Common Failure Patterns
| Symptom | Likely Cause |
|---|---|
| Failure only with 3+ commands | State-dependent bug triggered by specific sequence |
| Failure involves create-then-use | Resource lifecycle bug or symbolic reference issue |
| Non-deterministic failures | Race condition or external dependency |
| Failure disappears after shrinking removes commands | Missing precondition |
| Model and system disagree on count/size | Off-by-one or missing cleanup |
Shrinking Interpretation
Shrunk sequence is minimal reproduction. If shrinking removes a command and test still fails, that command was irrelevant. Remaining commands are all necessary.

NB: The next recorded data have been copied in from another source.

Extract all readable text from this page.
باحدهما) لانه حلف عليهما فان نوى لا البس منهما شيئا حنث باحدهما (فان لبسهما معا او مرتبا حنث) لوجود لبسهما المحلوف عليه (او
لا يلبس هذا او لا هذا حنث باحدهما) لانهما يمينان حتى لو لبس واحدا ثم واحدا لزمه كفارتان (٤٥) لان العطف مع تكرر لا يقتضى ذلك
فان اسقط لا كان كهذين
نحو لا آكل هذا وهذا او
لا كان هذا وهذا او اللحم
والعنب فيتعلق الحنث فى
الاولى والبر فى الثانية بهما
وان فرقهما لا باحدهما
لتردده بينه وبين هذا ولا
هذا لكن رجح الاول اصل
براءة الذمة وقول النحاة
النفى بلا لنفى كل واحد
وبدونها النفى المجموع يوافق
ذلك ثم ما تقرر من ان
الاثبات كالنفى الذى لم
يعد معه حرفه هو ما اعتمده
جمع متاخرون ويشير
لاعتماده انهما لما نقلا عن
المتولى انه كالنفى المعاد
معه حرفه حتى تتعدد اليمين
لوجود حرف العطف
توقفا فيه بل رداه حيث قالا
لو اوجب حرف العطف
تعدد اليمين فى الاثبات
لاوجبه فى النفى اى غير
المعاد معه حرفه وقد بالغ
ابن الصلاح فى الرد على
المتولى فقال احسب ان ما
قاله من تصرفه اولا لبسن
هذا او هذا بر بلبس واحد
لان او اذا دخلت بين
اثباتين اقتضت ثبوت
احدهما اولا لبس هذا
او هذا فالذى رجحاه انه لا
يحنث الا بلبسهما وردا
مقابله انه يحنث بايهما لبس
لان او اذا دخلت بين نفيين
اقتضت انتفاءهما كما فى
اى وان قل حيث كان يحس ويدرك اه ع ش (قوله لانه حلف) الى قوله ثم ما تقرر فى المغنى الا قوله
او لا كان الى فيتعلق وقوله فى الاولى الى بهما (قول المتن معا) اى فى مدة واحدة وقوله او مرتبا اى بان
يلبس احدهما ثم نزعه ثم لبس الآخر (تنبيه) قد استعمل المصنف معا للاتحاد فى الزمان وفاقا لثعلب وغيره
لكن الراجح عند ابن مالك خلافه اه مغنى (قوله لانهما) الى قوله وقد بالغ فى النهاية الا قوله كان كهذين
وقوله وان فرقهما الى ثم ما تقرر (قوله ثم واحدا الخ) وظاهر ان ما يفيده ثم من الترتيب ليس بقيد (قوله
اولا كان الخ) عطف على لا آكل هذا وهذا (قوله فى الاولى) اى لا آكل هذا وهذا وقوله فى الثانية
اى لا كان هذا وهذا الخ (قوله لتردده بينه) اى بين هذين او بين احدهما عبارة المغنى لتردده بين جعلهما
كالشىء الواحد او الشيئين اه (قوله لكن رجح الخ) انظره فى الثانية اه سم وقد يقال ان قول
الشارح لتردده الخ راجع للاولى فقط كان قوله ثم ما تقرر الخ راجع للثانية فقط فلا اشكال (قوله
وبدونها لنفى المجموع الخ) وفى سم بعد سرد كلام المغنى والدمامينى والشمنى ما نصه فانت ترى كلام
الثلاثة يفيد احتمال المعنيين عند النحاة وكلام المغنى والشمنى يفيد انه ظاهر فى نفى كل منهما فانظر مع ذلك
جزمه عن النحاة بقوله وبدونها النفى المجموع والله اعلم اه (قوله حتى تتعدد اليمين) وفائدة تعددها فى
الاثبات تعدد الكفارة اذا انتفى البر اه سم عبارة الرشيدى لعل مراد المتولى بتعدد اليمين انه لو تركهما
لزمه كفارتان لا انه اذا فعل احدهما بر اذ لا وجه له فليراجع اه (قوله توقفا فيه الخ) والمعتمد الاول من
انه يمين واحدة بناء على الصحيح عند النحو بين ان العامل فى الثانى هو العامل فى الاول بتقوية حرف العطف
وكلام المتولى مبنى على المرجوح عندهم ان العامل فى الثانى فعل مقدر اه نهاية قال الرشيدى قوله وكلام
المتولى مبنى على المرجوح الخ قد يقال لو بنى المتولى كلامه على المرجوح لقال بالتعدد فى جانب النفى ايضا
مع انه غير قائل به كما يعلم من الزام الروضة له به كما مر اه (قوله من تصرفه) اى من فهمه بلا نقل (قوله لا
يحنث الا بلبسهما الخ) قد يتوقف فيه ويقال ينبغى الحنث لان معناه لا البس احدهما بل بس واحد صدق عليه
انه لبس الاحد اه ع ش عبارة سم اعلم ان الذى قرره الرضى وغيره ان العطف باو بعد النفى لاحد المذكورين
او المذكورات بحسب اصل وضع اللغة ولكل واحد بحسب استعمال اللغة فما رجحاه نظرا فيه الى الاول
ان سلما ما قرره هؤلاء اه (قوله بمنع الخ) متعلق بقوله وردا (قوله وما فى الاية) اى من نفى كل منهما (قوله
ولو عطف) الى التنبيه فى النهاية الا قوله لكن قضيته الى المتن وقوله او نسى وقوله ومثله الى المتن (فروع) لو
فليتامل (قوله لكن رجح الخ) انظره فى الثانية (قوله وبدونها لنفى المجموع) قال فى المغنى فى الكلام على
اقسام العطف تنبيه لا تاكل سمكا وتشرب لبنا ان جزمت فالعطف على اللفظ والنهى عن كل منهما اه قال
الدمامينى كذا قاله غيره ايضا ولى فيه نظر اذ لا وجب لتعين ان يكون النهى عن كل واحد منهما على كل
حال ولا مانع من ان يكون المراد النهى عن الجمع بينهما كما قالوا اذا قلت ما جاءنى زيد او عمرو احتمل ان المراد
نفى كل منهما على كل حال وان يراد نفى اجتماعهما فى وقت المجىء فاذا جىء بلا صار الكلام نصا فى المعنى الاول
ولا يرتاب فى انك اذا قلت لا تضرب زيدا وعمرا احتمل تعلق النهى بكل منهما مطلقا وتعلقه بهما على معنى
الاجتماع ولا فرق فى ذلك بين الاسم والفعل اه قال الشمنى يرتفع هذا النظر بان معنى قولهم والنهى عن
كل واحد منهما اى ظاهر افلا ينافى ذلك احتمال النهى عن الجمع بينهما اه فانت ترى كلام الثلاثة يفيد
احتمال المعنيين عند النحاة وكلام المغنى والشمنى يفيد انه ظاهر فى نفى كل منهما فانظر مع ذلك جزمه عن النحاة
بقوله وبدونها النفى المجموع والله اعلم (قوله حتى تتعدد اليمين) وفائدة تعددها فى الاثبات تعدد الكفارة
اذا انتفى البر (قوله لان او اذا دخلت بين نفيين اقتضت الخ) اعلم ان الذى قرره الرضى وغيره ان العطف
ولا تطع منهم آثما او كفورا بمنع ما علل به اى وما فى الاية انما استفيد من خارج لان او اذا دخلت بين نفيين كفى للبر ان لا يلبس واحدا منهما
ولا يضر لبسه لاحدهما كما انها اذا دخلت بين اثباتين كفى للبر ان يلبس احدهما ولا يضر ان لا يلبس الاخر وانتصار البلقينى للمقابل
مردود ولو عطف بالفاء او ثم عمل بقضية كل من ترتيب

If shrinking produces unexpectedly long sequence, check for missing preconditions -- shrinker can't remove commands when removal would violate later preconditions.
If minimal failing sequence needs 6+ commands, shrinking removed many dependencies -- check for missing preconditions.
Oracle Design
Building a Model
- Start with simplest possible data structure (usually dict or list)
- Add only state needed to express postconditions
- Keep model transitions obvious and trivial
- If model gets complex, you may be modeling too much
Handling Non-Determinism
- Acceptable non-determinism (UUID generation): Track generated values in model, compare by stored reference
- Timing-dependent behavior: Model set of acceptable outcomes, assert real result is in that set
- Random internal choices: Use seeded system, or assert invariants rather than exact values
Model Completeness
Model doesn't need to capture every system behavior. Focus on:
- Operations you want to test
- State those operations depend on
- Postconditions that verify correctness
A partial model testing 5 operations well beats a complete model testing 20 operations poorly.